Il 23,8% del totale degli alunni con disabilità frequentava un Liceo, il 27,3% un Istituto tecnico, il 48,9% un Istituto professionale.

Posti e docenti per il sostegno nella Scuola statale
Nel 2017/2018 il rapporto tra numero di studenti con disabilità e posti di sostegno è stato pari, nella scuola statale, a 1,69 alunni per posto di sostegno. Sempre nel 2017/2018 si è registrato un incremento rispetto all’anno precedente di oltre 16.000 unità sul numero di docenti per il sostegno in tutti gli ordini di scuola. In numero complessivo, è risultato pari a 155.977 su un totale di 872.268, così ripartito: 17.743 per l’Infanzia, 55.578 per la Primaria, 41.512 per la Secondaria di I grado, 41.144 per la Secondaria di II grado.

Le nuove regole dell’inclusione
L’inclusione scolastica degli alunni con disabilità si appresta a fare un passo avanti: il Consiglio dei Ministri ha infatti approvato lunedì 20 maggio, in via preliminare, un importante provvedimento che interviene per modificare significativamente le nuove norme in materia che sarebbero entrate in vigore il prossimo settembre e che vengono riviste mettendo sempre di più al centro lo studente e le sue necessità.
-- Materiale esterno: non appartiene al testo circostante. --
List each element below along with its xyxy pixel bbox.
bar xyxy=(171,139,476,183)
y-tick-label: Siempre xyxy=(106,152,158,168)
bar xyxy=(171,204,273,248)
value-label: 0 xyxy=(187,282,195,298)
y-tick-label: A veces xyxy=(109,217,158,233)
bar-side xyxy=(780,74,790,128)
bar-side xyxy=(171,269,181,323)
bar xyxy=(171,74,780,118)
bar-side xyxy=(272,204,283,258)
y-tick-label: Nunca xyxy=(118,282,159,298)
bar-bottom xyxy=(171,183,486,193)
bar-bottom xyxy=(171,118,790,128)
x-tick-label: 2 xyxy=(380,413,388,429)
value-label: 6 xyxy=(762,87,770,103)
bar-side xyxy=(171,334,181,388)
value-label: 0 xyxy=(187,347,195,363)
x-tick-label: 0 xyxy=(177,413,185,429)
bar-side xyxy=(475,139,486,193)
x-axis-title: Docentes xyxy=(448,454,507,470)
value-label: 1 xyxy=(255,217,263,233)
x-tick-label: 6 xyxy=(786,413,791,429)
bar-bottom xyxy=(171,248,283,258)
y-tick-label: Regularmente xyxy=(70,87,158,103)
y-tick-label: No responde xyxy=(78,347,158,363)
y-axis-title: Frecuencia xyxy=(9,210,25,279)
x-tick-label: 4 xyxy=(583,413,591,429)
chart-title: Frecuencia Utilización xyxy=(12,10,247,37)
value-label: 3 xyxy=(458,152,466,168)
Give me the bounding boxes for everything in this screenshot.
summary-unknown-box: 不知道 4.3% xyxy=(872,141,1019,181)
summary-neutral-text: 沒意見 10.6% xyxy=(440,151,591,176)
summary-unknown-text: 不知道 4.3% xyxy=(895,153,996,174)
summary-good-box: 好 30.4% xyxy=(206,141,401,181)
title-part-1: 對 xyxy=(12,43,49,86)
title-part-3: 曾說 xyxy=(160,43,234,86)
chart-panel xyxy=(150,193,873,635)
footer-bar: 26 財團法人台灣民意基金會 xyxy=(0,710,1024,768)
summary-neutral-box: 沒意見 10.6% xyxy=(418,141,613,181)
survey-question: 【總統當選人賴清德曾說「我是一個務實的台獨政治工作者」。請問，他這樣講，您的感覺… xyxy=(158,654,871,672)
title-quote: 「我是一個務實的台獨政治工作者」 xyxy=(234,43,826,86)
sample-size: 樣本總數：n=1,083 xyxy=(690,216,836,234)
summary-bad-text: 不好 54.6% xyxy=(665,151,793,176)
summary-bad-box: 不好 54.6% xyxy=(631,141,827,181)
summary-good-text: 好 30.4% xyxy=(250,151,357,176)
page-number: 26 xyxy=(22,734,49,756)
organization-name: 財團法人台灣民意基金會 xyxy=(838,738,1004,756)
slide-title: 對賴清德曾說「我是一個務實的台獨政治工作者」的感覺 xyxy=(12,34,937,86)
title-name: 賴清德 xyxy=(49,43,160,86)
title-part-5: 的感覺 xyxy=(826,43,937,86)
A partire dall’assegnazione delle ore di sostegno che, d’ora in poi, avverrà anche con il coinvolgimento delle famiglie, fino a oggi lasciate fuori da questo processo. Cambia radicalmente l’approccio alla disabilità in ambito scolastico.
L’Italia, già all’avanguardia in materia, si allinea definitivamente al principio riconosciuto dalle Nazioni Unite secondo cui la disabilità è tale in relazione al contesto: solo offrire opportunità specifiche ai ragazzi con diverse abilità garantisce maggiore autonomia e una qualità della vita più elevata. Con l’approvazione delle nuove norme, dunque, sussidi, strumenti, metodologie di studio più opportune, saranno decisi non in modo ‘standard’, in relazione al tipo di disabilità, ma con un Piano didattico veramente individualizzato che guarderà alle caratteristiche del singolo studente.